Dynamic hash table size (with static has load)

Mon Feb 27 10:56:34 GMT 2006

John Van Essen wrote:

>Inasmuch as I can follow some of the simpler optimizations, I'm at a
>loss as to what is being so dramatically improved for large files.
>
>Can you write up the little piece that you would add to the NEWS file
>and describe (in layman's terms is possible) what the benefit is and
>under what conditions an improvement will be observed by the user?
>'Cause otherwise I wouldn't know what is it that is being tested.
>
>Thanks.
>
>    John
>  
>
Being the originator of this patch, I'll pick it up:

Rsync uses intermediate hashes in order to find blocks in the
destination that match existing blocks in the source. This is the heart
of how rsync manages to speed up transfers.

Now here's the confusing part. These hashes are stored in a hash table
(which hash hashes).

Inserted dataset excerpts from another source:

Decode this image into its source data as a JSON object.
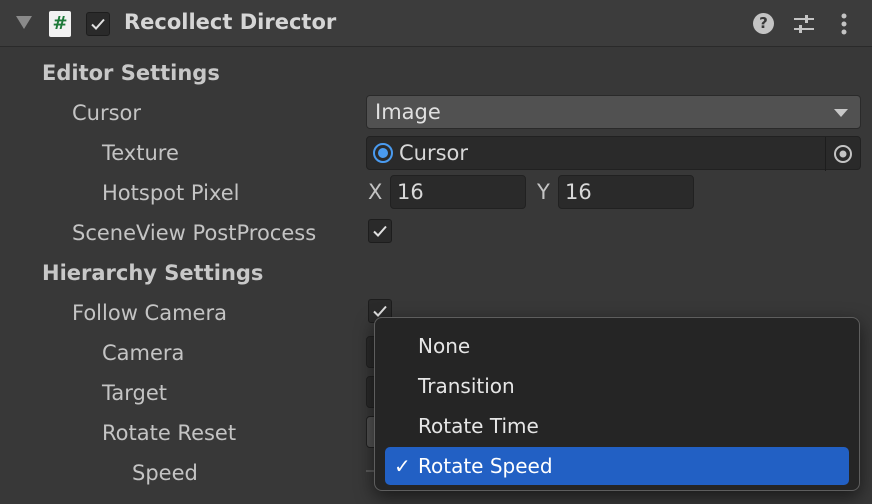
{
  "header": {
    "component_title": "Recollect Director",
    "script_icon_glyph": "#",
    "enabled": true
  },
  "editor_settings": {
    "section_label": "Editor Settings",
    "cursor_label": "Cursor",
    "cursor_value": "Image",
    "texture_label": "Texture",
    "texture_value": "Cursor",
    "hotspot_label": "Hotspot Pixel",
    "hotspot_x_label": "X",
    "hotspot_x": "16",
    "hotspot_y_label": "Y",
    "hotspot_y": "16",
    "sceneview_label": "SceneView PostProcess",
    "sceneview_checked": true
  },
  "hierarchy_settings": {
    "section_label": "Hierarchy Settings",
    "follow_camera_label": "Follow Camera",
    "follow_camera_checked": true,
    "camera_label": "Camera",
    "target_label": "Target",
    "rotate_reset_label": "Rotate Reset",
    "speed_label": "Speed"
  },
  "popup_menu": {
    "items": [
      {
        "label": "None",
        "selected": false
      },
      {
        "label": "Transition",
        "selected": false
      },
      {
        "label": "Rotate Time",
        "selected": false
      },
      {
        "label": "Rotate Speed",
        "selected": true
      }
    ],
    "check_glyph": "✓"
  },
  "icons": {
    "fold": "triangle-down-icon",
    "help": "help-icon",
    "presets": "sliders-icon",
    "menu": "kebab-icon",
    "object_picker": "target-icon"
  },
  "colors": {
    "background": "#383838",
    "selection": "#2260c4",
    "object_accent": "#4a9bf0"
  }
}
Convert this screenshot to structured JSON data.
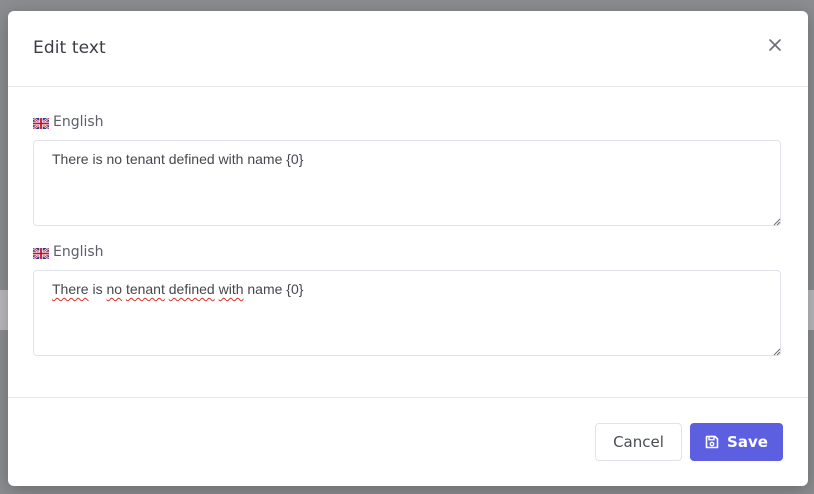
{
  "dialog": {
    "title": "Edit text",
    "close_icon": "close-icon"
  },
  "fields": [
    {
      "language": "English",
      "flag_icon": "uk-flag-icon",
      "value": "There is no tenant defined with name {0}"
    },
    {
      "language": "English",
      "flag_icon": "uk-flag-icon",
      "value_parts": [
        "There",
        " is ",
        "no",
        " ",
        "tenant",
        " ",
        "defined",
        " ",
        "with",
        " name {0}"
      ]
    }
  ],
  "footer": {
    "cancel_label": "Cancel",
    "save_label": "Save",
    "save_icon": "floppy-disk-icon"
  },
  "colors": {
    "primary": "#5b5fe0",
    "overlay": "#8b8d90"
  }
}
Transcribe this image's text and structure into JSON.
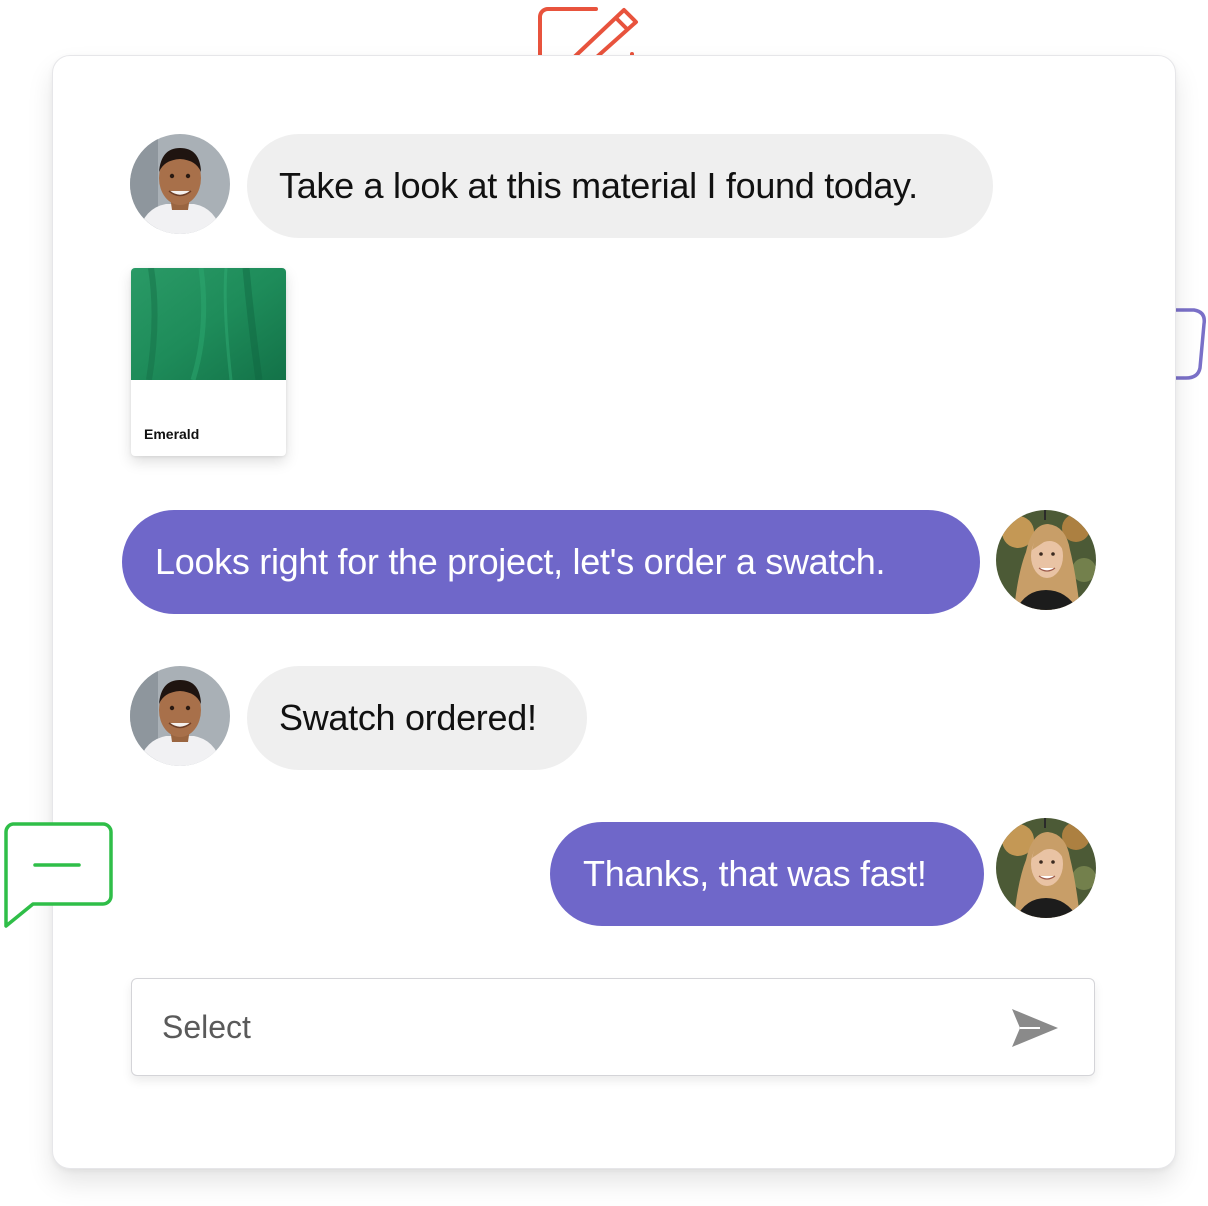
{
  "colors": {
    "outgoing_bubble": "#6f67c9",
    "incoming_bubble": "#efefef",
    "edit_icon": "#e8533d",
    "thumbs_icon": "#7a70c8",
    "comment_icon": "#2fbe48",
    "swatch_green": "#1f9460"
  },
  "icons": {
    "edit": "edit-icon",
    "like": "thumbs-up-icon",
    "comment": "comment-icon",
    "send": "send-icon"
  },
  "messages": [
    {
      "direction": "incoming",
      "text": "Take a look at this material I found today."
    },
    {
      "direction": "outgoing",
      "text": "Looks right for the project, let's order a swatch."
    },
    {
      "direction": "incoming",
      "text": "Swatch ordered!"
    },
    {
      "direction": "outgoing",
      "text": "Thanks, that was fast!"
    }
  ],
  "attachment": {
    "label": "Emerald"
  },
  "composer": {
    "placeholder": "Select"
  }
}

A hash table is a data-structure construct that
more or less guarentees constant time access to any member, assuming a
certain threshold (called Alpha) is not passed.

Up until now, this hash table had a fixed amount of 65536 buckets.
Assuming a you did not mess with the block size, starting from files
2.5GB big the Alpha threshold was passed, and rsync began spending time
looking through its own data structure for the the correct hash, instead
of simply finding it. The bigger the file, the more time spent on this
unnecessary activity. As people (Isk, in this case) are talking about
transfering over 500GB of files, we waste a potential large amount of
CPU resources on this.

The new patch uses a dynamic number of buckets that depends on the
number of hash blocks in the file. We thus hope to completely eliminate
this bottleneck.

          Shachar